Dans son discours, le chef d'Etat mauricien a dénoncé le fait que l'esclavage "existe toujours sous d'autres formes auxquelles les générations futures seront confrontées".
M. Jugnauth a cité à ce propos deux formes d'esclavage: l'une pratiquée par le patronat qui ne respecte pas les droits des employés "et qui constitue une forme moderne de l'esclavage" et l'autre, les fléaux sociaux tels la drogue, dont sont victimes les jeunes.
"Je demande aux patrons de respecter le droits des travailleurs, à la population de faire des efforts en vue de combattre les fléaux sociaux et au gouvernement de prévoir des peines encore plus sévères pour lutter contre ces fléaux", a déclaré le président mauricien.

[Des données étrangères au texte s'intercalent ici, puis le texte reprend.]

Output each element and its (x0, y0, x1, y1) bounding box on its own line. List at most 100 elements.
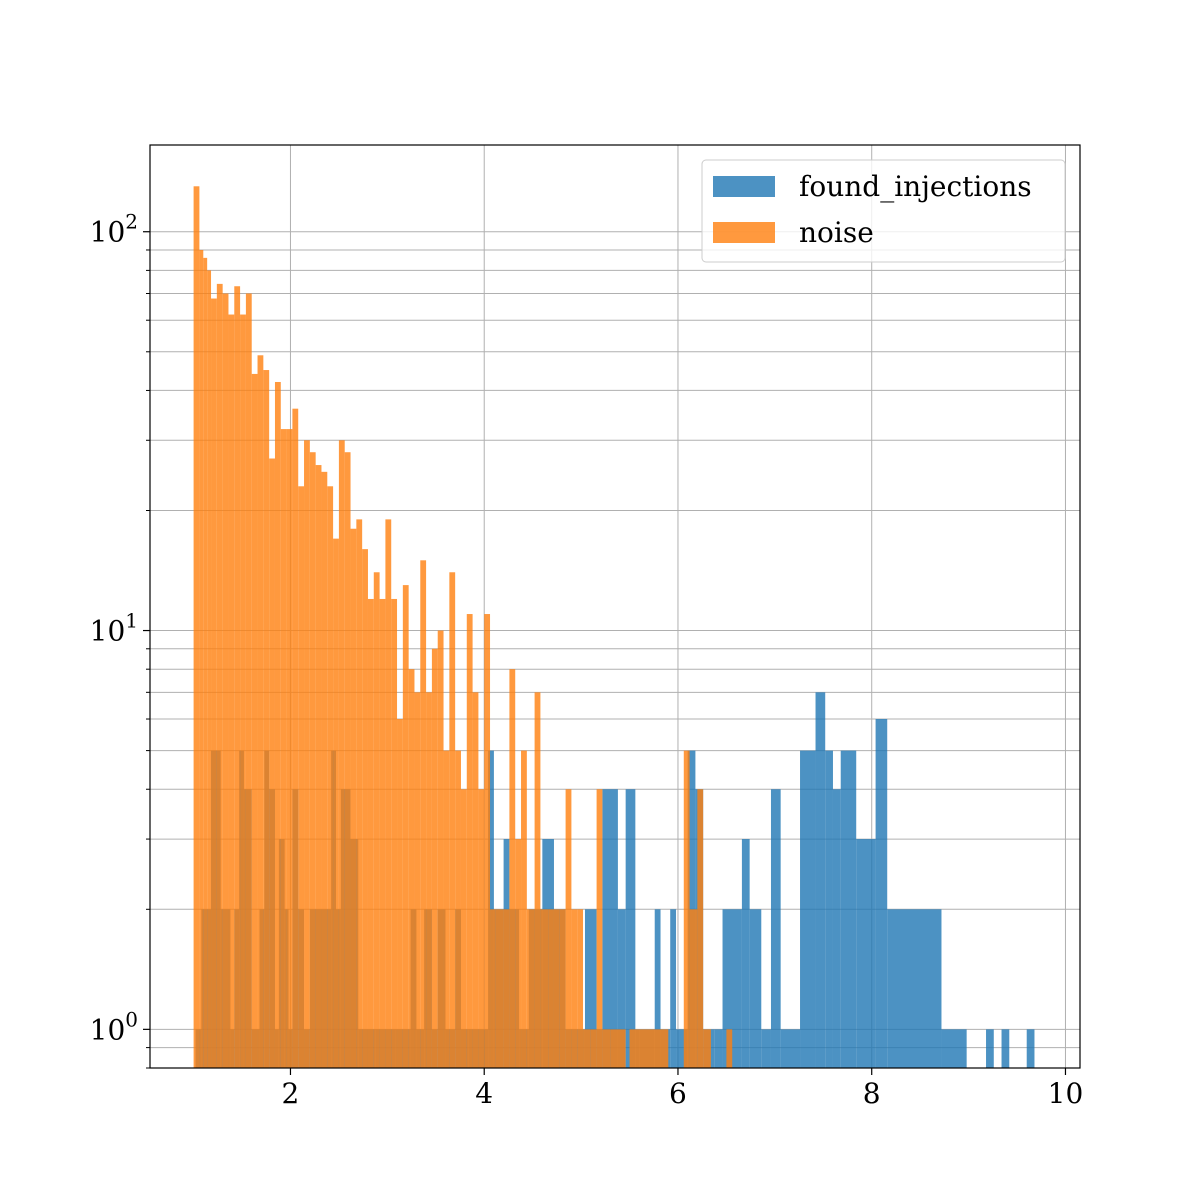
bar-found-injections (1001, 1029, 1010, 1068)
x-tick-label: 10 (1048, 1077, 1084, 1110)
bar-found-injections (687, 750, 696, 1068)
legend-box (701, 159, 1066, 263)
bar-noise (309, 452, 316, 1068)
bar-found-injections (856, 839, 876, 1068)
bar-noise (490, 909, 496, 1068)
axis-ticks: 2 4 6 8 10 100 101 102 (90, 210, 1084, 1110)
bar-noise (367, 598, 374, 1068)
bar-noise (548, 909, 554, 1068)
bar-found-injections (617, 909, 626, 1068)
bar-noise (263, 370, 270, 1068)
bar-noise (596, 789, 603, 1068)
bar-noise (460, 789, 467, 1068)
bar-noise (373, 572, 380, 1068)
bar-noise (203, 257, 208, 1068)
bar-found-injections (654, 909, 661, 1068)
bar-noise (362, 549, 368, 1068)
bar-found-injections (941, 1029, 967, 1068)
bar-found-injections (825, 750, 833, 1068)
bar-noise (402, 585, 409, 1068)
bar-noise (610, 1029, 626, 1068)
bar-found-injections (722, 909, 742, 1068)
bar-found-injections (602, 789, 618, 1068)
bar-found-injections (676, 1029, 688, 1068)
bar-noise (521, 750, 527, 1068)
bar-found-injections (815, 692, 826, 1068)
bar-noise (437, 630, 444, 1068)
bar-noise (590, 1029, 597, 1068)
bar-noise (565, 789, 572, 1068)
bar-found-injections (714, 1029, 723, 1068)
bar-noise (193, 186, 200, 1069)
bar-noise (298, 486, 305, 1068)
bar-found-injections (584, 909, 597, 1068)
bar-noise (689, 909, 698, 1068)
bar-found-injections (875, 719, 888, 1068)
bar-noise (683, 750, 690, 1068)
bar-noise (304, 440, 310, 1068)
bar-noise (207, 270, 212, 1068)
y-tick-label: 102 (90, 210, 138, 249)
bar-noise (199, 249, 204, 1069)
bar-found-injections (887, 909, 942, 1068)
bar-noise (478, 789, 485, 1068)
x-tick-label: 6 (669, 1077, 687, 1110)
bar-noise (697, 789, 704, 1068)
bar-noise (583, 1029, 591, 1068)
legend-label: noise (799, 216, 874, 249)
bar-found-injections (670, 909, 677, 1068)
bar-noise (540, 909, 549, 1068)
bar-found-injections (780, 1029, 801, 1068)
bar-noise (315, 465, 322, 1068)
bar-noise (534, 692, 541, 1068)
histogram-bars (193, 186, 1035, 1069)
bar-noise (559, 909, 566, 1068)
bar-noise (286, 429, 293, 1068)
bar-found-injections (488, 750, 494, 1068)
bar-found-injections (800, 750, 816, 1068)
legend-label: found_injections (799, 170, 1032, 203)
y-tick-label: 101 (90, 609, 138, 648)
bar-found-injections (749, 909, 762, 1068)
bar-noise (526, 909, 535, 1068)
bar-noise (280, 429, 287, 1068)
bar-noise (443, 750, 450, 1068)
x-tick-label: 8 (863, 1077, 881, 1110)
bar-noise (269, 458, 275, 1068)
bar-noise (426, 692, 432, 1068)
bar-found-injections (770, 789, 781, 1068)
bar-found-injections (832, 789, 841, 1068)
bar-found-injections (1026, 1029, 1035, 1068)
bar-noise (414, 692, 421, 1068)
bar-noise (211, 298, 217, 1068)
bar-noise (455, 750, 461, 1068)
bar-noise (350, 528, 357, 1068)
bar-noise (629, 1029, 669, 1068)
bar-noise (327, 486, 334, 1068)
legend-swatch (713, 222, 775, 243)
bar-noise (240, 314, 246, 1068)
bar-noise (509, 669, 516, 1068)
bar-noise (515, 839, 522, 1068)
bar-noise (495, 909, 504, 1068)
bar-noise (602, 1029, 611, 1068)
bar-noise (344, 452, 351, 1068)
bar-noise (251, 373, 258, 1068)
bar-found-injections (761, 1029, 771, 1068)
x-tick-label: 4 (475, 1077, 493, 1110)
bar-noise (338, 440, 345, 1068)
bar-found-injections (840, 750, 857, 1068)
bar-found-injections (625, 789, 636, 1068)
bar-found-injections (741, 839, 750, 1068)
bar-noise (484, 614, 491, 1068)
bar-noise (222, 293, 229, 1068)
bar-noise (466, 614, 473, 1068)
bar-noise (503, 909, 510, 1068)
bar-noise (234, 286, 241, 1069)
bar-noise (449, 572, 456, 1068)
bar-noise (420, 560, 427, 1068)
series-noise (193, 186, 733, 1069)
bar-noise (703, 1029, 711, 1068)
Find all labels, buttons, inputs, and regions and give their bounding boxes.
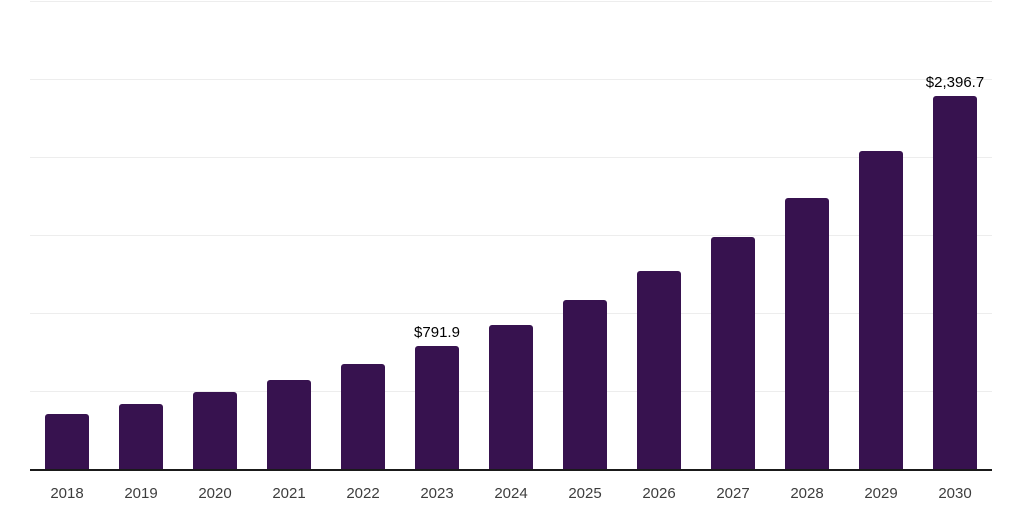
x-tick-label-2020: 2020 xyxy=(198,485,232,502)
gridline xyxy=(30,79,992,80)
x-tick-label-2029: 2029 xyxy=(864,485,898,502)
bar-2020[interactable] xyxy=(193,392,237,470)
x-tick-label-2026: 2026 xyxy=(642,485,676,502)
gridline xyxy=(30,313,992,314)
data-label-2030: $2,396.7 xyxy=(925,74,985,92)
gridline xyxy=(30,1,992,2)
bar-2024[interactable] xyxy=(489,325,533,470)
bar-2022[interactable] xyxy=(341,363,385,470)
bar-2019[interactable] xyxy=(119,404,163,470)
gridline xyxy=(30,157,992,158)
x-tick-label-2021: 2021 xyxy=(272,485,306,502)
bar-2029[interactable] xyxy=(859,150,903,470)
bar-2028[interactable] xyxy=(785,197,829,470)
x-tick-label-2018: 2018 xyxy=(50,485,84,502)
bar-2027[interactable] xyxy=(711,237,755,470)
bar-2018[interactable] xyxy=(45,414,89,470)
x-tick-label-2019: 2019 xyxy=(124,485,158,502)
plot-area: $791.9 $2,396.7 xyxy=(30,1,992,470)
x-tick-label-2030: 2030 xyxy=(938,485,972,502)
bar-2023[interactable] xyxy=(415,346,459,470)
bar-2025[interactable] xyxy=(563,300,607,470)
bar-2026[interactable] xyxy=(637,271,681,470)
bar-2030[interactable] xyxy=(933,96,977,470)
x-tick-label-2023: 2023 xyxy=(420,485,454,502)
x-tick-label-2025: 2025 xyxy=(568,485,602,502)
bar-2021[interactable] xyxy=(267,380,311,470)
x-tick-label-2024: 2024 xyxy=(494,485,528,502)
x-tick-label-2028: 2028 xyxy=(790,485,824,502)
x-tick-label-2022: 2022 xyxy=(346,485,380,502)
data-label-2023: $791.9 xyxy=(414,324,460,342)
x-tick-label-2027: 2027 xyxy=(716,485,750,502)
gridline xyxy=(30,235,992,236)
x-axis-line xyxy=(30,469,992,471)
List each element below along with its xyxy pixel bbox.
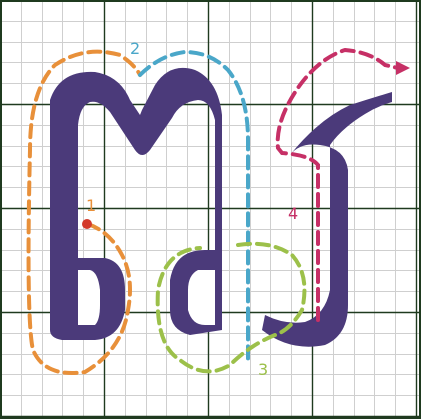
stroke-2-path — [138, 49, 250, 362]
stroke-labels: 1 2 3 4 — [86, 39, 298, 379]
glyph-left-hole — [78, 270, 100, 325]
stroke-1-label: 1 — [86, 196, 96, 215]
stroke-4-label: 4 — [288, 204, 298, 223]
glyph-middle-hole — [188, 270, 215, 325]
stroke-guides — [26, 47, 410, 375]
stroke-4-path — [275, 47, 400, 322]
glyph — [50, 67, 392, 347]
stroke-1-start-dot — [82, 219, 92, 229]
glyph-right-stroke — [262, 92, 392, 347]
stroke-2-label: 2 — [130, 39, 140, 58]
stroke-3-path — [155, 241, 307, 374]
stroke-4-arrowhead — [396, 61, 410, 75]
stroke-1-path — [26, 49, 142, 375]
stroke-3-label: 3 — [258, 360, 268, 379]
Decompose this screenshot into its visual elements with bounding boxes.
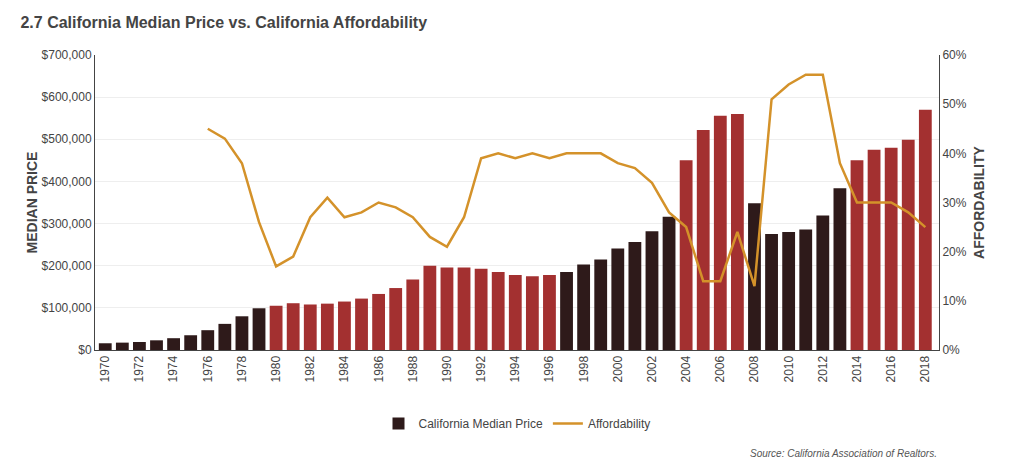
svg-text:0%: 0% bbox=[942, 343, 960, 357]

Pour sa part, le Premier ministre mauricien, Navin Ramgoolam, a tenu à rappeler que beaucoup d'esclaves ont préféré la mort à la servitude, en faisant référence aux milliers d'esclaves emmenés de force d'Afrique, surtout du Mozambique, vers l'île Maurice.
Il a par ailleurs évoqué la langue créole développée par les esclaves et que parlent tous les Mauriciens aujourd'hui, quelles que soient leurs origines ancestrales.
"La langue créole appartient à nous tous; elle est notre patrimoine commun. Le gouvernement travaille pour qu'elle devienne une langue optionnelle dans l'enseignement au niveau primaire", a-t-il affirmé.
La journée du 1er février est fériée à Maurice, à la mémoire des esclaves qui ont perdu leur vie sur cette île.